From Publishers Weekly
Cox came to fame in 2004 as Wonkette, a D.C. insider whose blog injected (and still injects) levity and sarcasm into the earnest national political scene. In her snarky fictive debut, it's August in a presidential election year, and Kerryesque nominee John Hillman has failed to wow the Democratic convention. Worse yet, Hillman is under attack from the Citizens for Clear Heads, who claim that the candidate, as a student, took part in mind-control experiments, and now may be under someone's control. Campaign staffer and heroine Melanie Thorton must divert the media from the Clear Heads story before it destroys what's left of Hillman's appeal; she also hopes to rekindle her affair with a high-powered (but married) reporter. Desperate to distract the press (and herself), Melanie creates Capitolette, whose wholly fictional blog describes paid sexual dalliances with elected officials. (Cox's early blog link to Washingtonienne, whose exploits match Capitolette's exactly, set in motion the chain of events which would reveal Washingtonienne as real Hill staffer Jessica Cutler.) Wanting to keep the Capitolette story going, Melanie and her best friend find a (very) willing D.C. waitress and teach her to play the role of Capitolette—a role she embraces, in bedrooms if not online, as unintended consequences pile up. Cox aims for a light comedy of Washington power, halfway between
Primary Colors and
Sex and the City. Her powers of plot construction, though, don't match her political savvy: emotions are predictable, plot twists few. Fans of Wonkette's wit will find themselves better served by her blog—unless they want to revisit August 2004 as seen from the Kerry campaign, which few real Washingtonians (and even fewer Democrats) want to do.

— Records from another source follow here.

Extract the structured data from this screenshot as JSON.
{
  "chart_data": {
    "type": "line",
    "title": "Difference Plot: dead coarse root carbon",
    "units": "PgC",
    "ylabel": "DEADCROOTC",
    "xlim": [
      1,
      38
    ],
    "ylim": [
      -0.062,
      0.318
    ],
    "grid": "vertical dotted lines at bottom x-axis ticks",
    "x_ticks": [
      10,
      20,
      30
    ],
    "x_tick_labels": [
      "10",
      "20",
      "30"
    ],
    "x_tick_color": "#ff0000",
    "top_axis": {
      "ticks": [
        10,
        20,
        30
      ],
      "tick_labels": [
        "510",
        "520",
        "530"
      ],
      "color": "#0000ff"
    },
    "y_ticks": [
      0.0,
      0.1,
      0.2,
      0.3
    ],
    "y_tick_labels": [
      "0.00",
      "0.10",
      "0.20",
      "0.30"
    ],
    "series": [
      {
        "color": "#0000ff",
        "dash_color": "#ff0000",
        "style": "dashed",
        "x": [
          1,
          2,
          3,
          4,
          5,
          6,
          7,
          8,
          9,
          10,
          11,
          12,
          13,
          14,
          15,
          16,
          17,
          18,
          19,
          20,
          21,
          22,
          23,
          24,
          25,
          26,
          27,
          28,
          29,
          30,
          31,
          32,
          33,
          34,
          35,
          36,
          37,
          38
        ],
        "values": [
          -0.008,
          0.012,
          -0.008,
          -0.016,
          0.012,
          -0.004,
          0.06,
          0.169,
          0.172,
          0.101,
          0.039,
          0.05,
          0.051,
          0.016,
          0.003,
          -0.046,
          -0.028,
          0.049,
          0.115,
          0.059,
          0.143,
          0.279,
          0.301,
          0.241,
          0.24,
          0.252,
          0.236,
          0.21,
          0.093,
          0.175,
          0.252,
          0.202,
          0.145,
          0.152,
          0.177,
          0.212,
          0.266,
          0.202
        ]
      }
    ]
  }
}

(Jan.) Copyright © Reed Business Information, a division of Reed Elsevier Inc. All rights reserved.
From The New Yorker
This first novel, by a former writer of the political blog Wonkette, aims at being a satire of Washington mores but comes off as Beltway chick lit. Melanie Thorton, a campaign worker for a Democratic Presidential candidate, is bored with her job, her life, and her affair with a married journalist. She launches a fictitious Internet diary intended to expose the seamier side of Washington life. When the career of the fake blogger, Capitolette, takes off, the deception comes to light. The situation is rooted, slightly, in real life: as Wonkette, Cox created a scandal when she linked to the blog of a Senate staffer who dished about her sexual escapades. But there's something self-defeating about a roman à clef that deals with people who were pseudonymous in the first place. And the plot's many twists just add more bones to the skeleton rather than fleshing it out.